Débit fleuve et parenthèses en masse

Et voici comment on se trouve marqué durablement par cette tranche de vie d’un trentenaire parisien répondant au doux nom d’Halvard Sanz, célibataire contraint, dragueur juste ce qu’il faut, alcoolo mais pas trop, doux rêveur autant que sombre poissard, embarqué dans un entrelacs de quiproquos dont la seule visée consiste en la conquête de sa promise : l’insaisissable Pollux.

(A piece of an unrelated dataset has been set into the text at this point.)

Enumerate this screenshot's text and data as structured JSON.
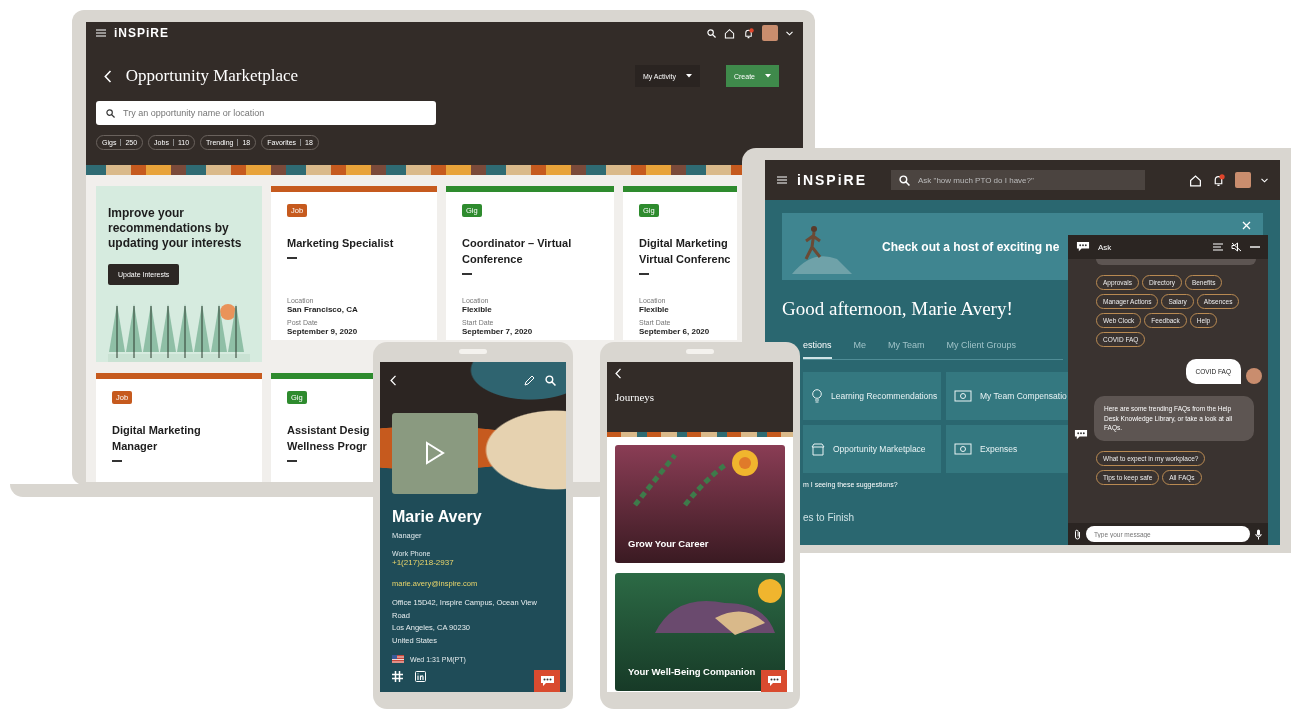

Inutile d’en dévoiler davantage, ce serait empiéter sur l’effet de surprise et l’enchantement permanent qui accompagne la lecture de ce bouquin copieux quoique trépidant. Avertissement à l’attention des lecteurs novices en Jaenada : arrimé à un débit fleuve, le gaillard assaisonne ses phrases de parenthèses par paquets. Au début, ça surprend. Ça peut même dérouter. Mais on se laisse vite griser par cette profusion de digressions, qui au final valent autant que la moelle du récit, sans jamais l’altérer.

Gad Elmaleh n'est pas Halvard Sanz

Au vrai, Philippe Jaenada est un acteur central de la nouvelle scène littéraire française, même si dans son cas, après six romans tous fréquentables , l’expression « nouvelle scène » tient un peu de la supercherie. L’essayer, c’est l’adopter. Sa dernière fournée, Plage de Manaccora, 16 h 30 , s’accompagnait d’ailleurs de cette exergue publicitaire signée de sa consœur - et amie - Virginie Despentes enjoignant les lecteurs n’ayant pas encore succombé à rapidement réparer cette fâcheuse lacune. Il doit exister pire recommandation.

Dernière chose : si au détour d’une déprimante soirée télé, il vous arrive de tomber sur le film tiré du roman ( A+ Pollux , c’est le titre), gardez-vous bien de jugements trop hâtifs. Aucun cinéaste, même le plus orfèvre, n’aurait pu restituer par l’image tout ce qui fait le sel de ce texte épique. Gad Elmaleh, qui n’était pas encore la vedette qu’il est devenu, se débrouille pourtant très bien dans le rôle-titre. Mais bon, n’est pas Halvard Sanz qui veut.